Merchants need to remember that consumers who commit friendly fraud create an opportunity to win a customer for life. Opening a line of communication with the customer can reveal opportunities to improve product descriptions, merchant descriptors, customer service, and overall communication in the future. This customer should not be blacklisted. There’s no need to jeopardize the customer acquisition costs and other resources that contributed to this legitimate and successful transaction.
Chargeback fraud is the intentional misuse of chargeback rights by a cardholder, with the goal of retaining the product or service and the amount initially paid. The transaction had no reason to trigger any front-end fraud prevention solutions, as it was not fraudulent.
For most cardholders, disputing a transaction is as simple as logging into an online banking portal and clicking a few buttons. From the merchant perspective, responding to the chargeback is not simple. Merchants need to gather comprehensive and correct compelling evidence to present to the card network.
When a customer commits, or attempts to commit, chargeback fraud, it’s up to the merchant how to proceed with the relationship. It is reasonable to blacklist or ban a customer who tried to commit fraud against your business.

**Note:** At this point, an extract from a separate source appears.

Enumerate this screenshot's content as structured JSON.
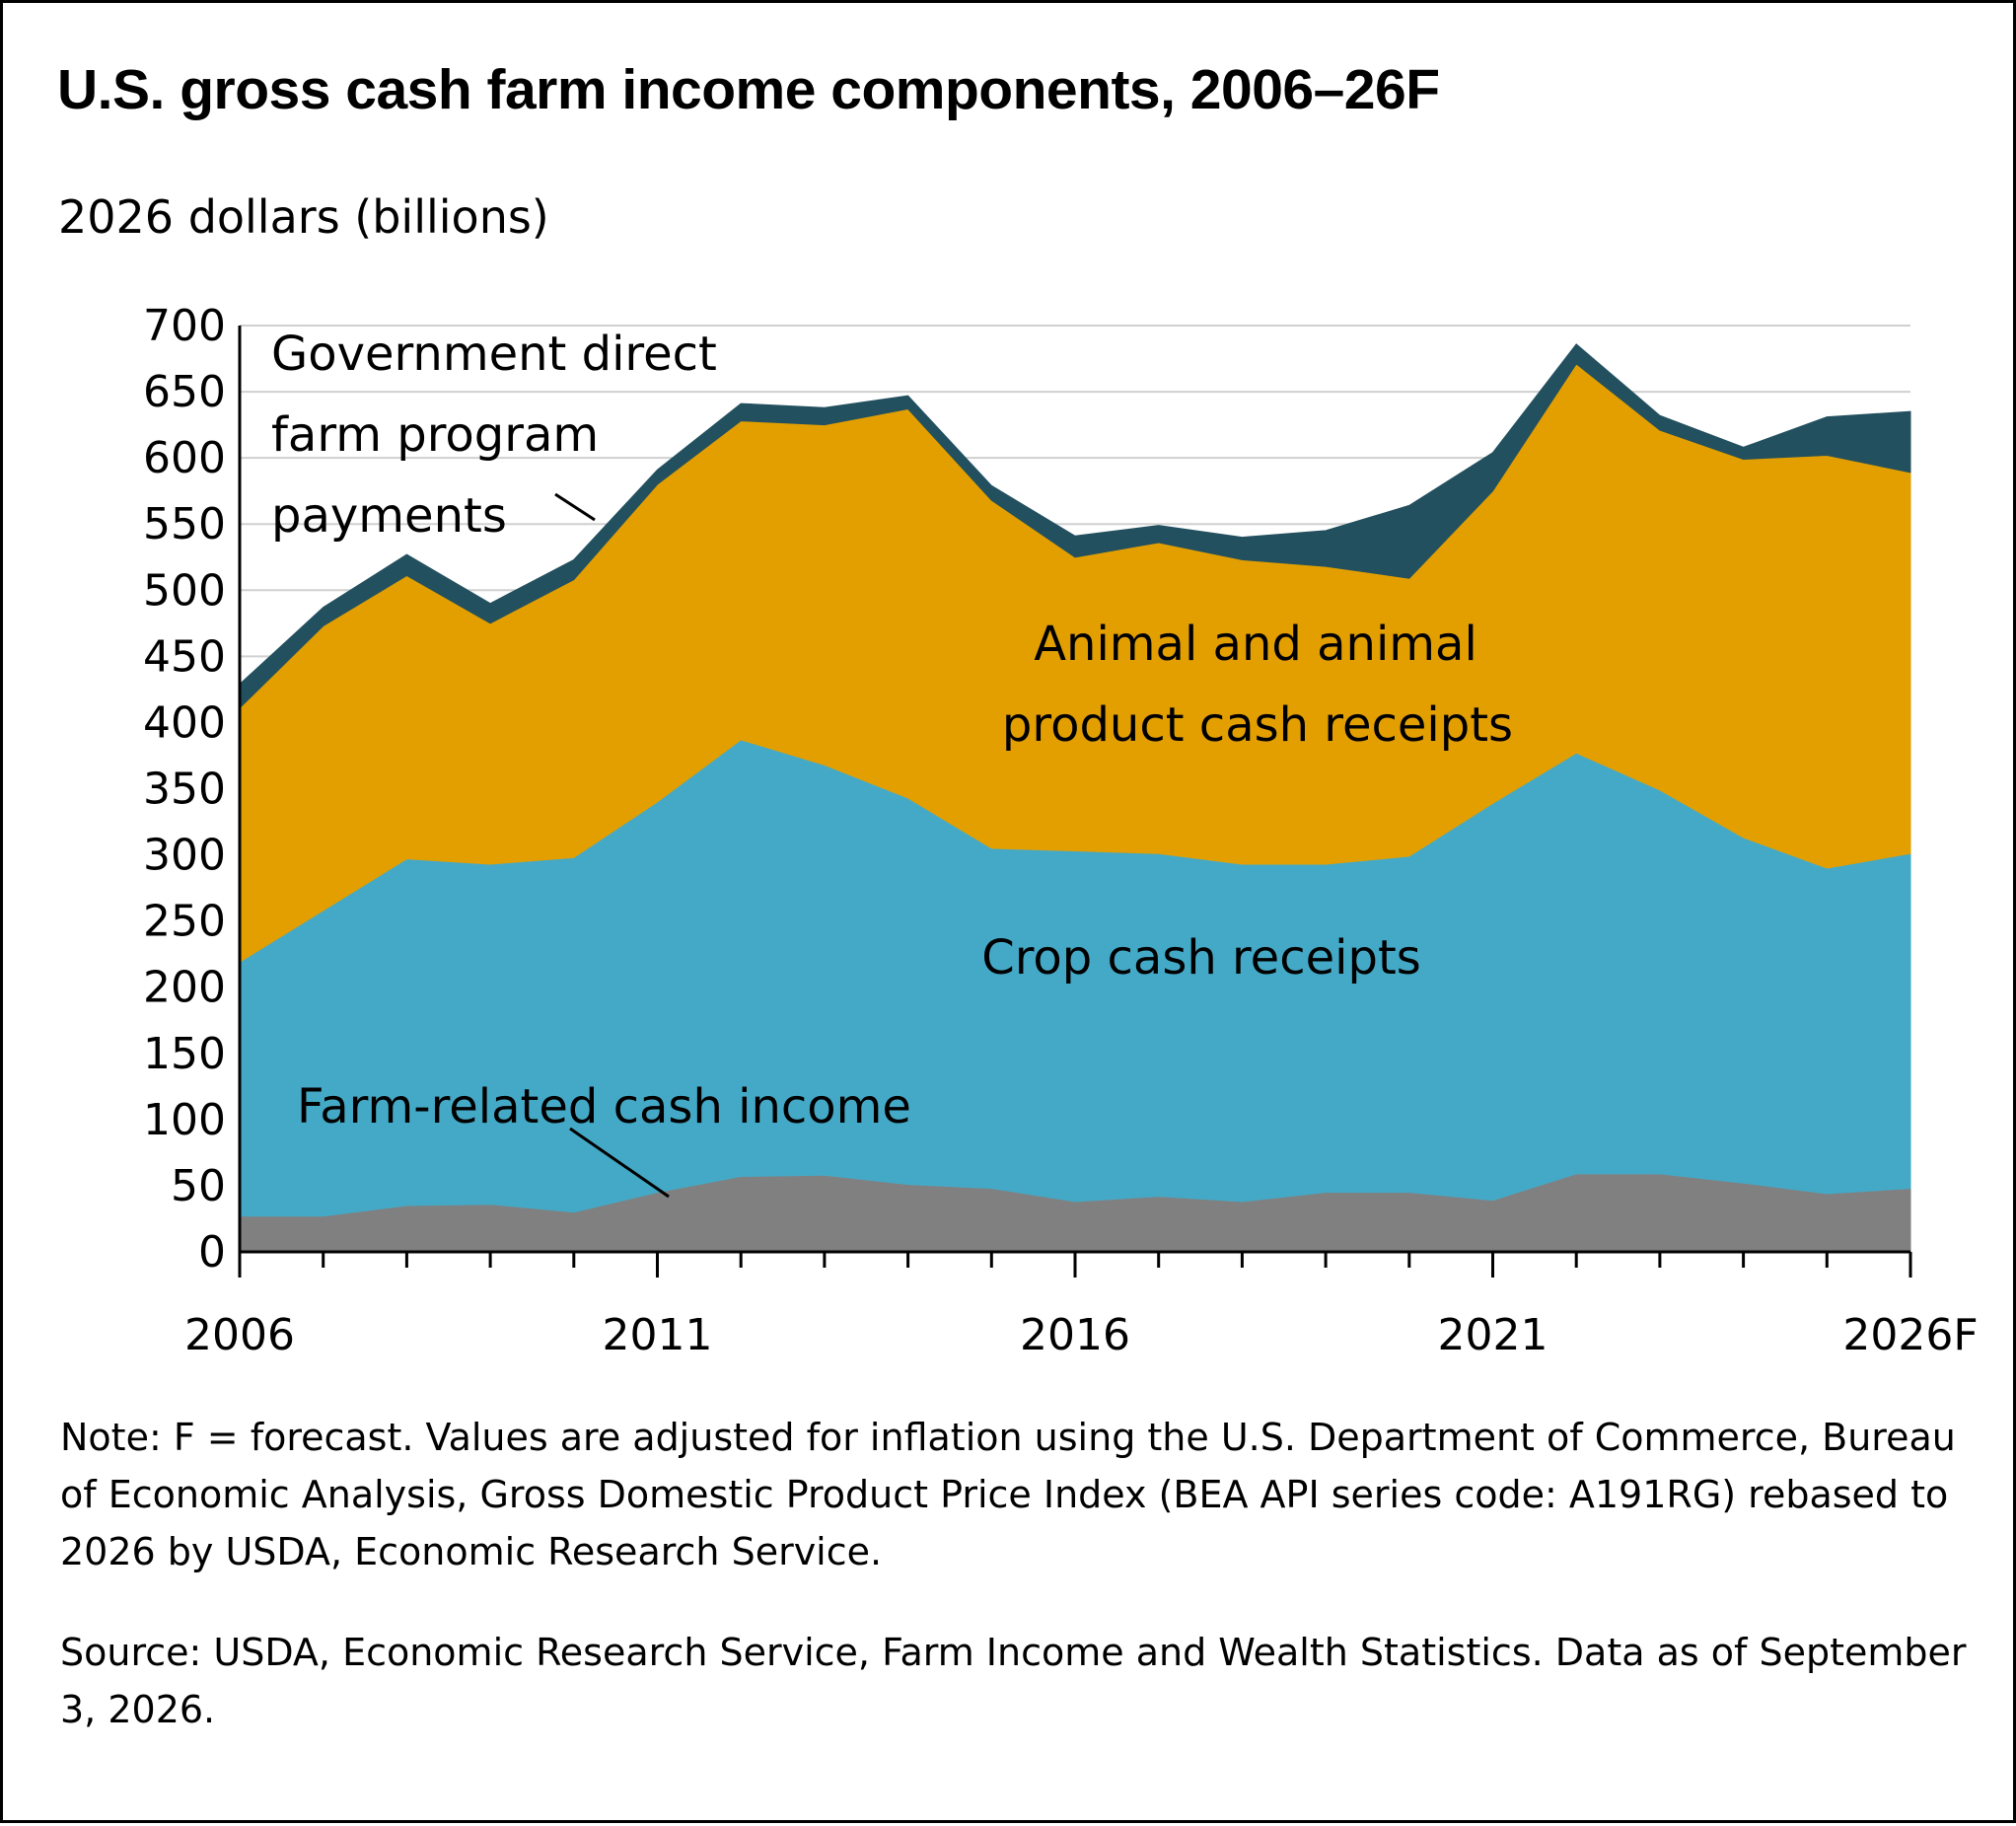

How to Differentiate Between Friendly Fraud and Chargeback Fraud
It’s all in the win/loss data. If you win a chargeback, it means that the customer committed either friendly fraud or chargeback fraud. In order to delineate between the two, it’s necessary to reach out to the customer who initiated the dispute. Let them know you won the chargeback, but are committed to ensuring they and all future customers enjoy the best purchase process possible. As a result, you’re reaching out to understand the situation and see how you can improve things moving forward.
The content of the customer’s response allows you to determine whether or not malicious intent was present. If the customer is still adamant that true fraud occurred, you can be fairly certain that chargeback fraud is afoot.
The most critical difference between true fraud, friendly fraud, and chargeback fraud is this: Revenue lost to true fraud is sunk, revenue lost to friendly and chargeback fraud is recoverable. That’s a big deal considering the bulk of fraud losses, 71 percent, are attributable to friendly fraud and chargeback fraud. That means of the $6.7 billion ecommerce merchants will lose to fraud in 2016 $4.8 billion could and should be recovered.
Will your business take back your share? If so, set yourself up to collect metadata (transactional data from payment service providers, shopping cart platforms, customer service portals, etc.) in a central location that can be mined when chargebacks happen. That way, you can always respond quickly and comprehensively. The resulting win/loss data and the associated chargeback reason code will help you understand your rate of true fraud vs. friendly/chargeback fraud. That will allow you to loosen fraud filters and help reduce false positives.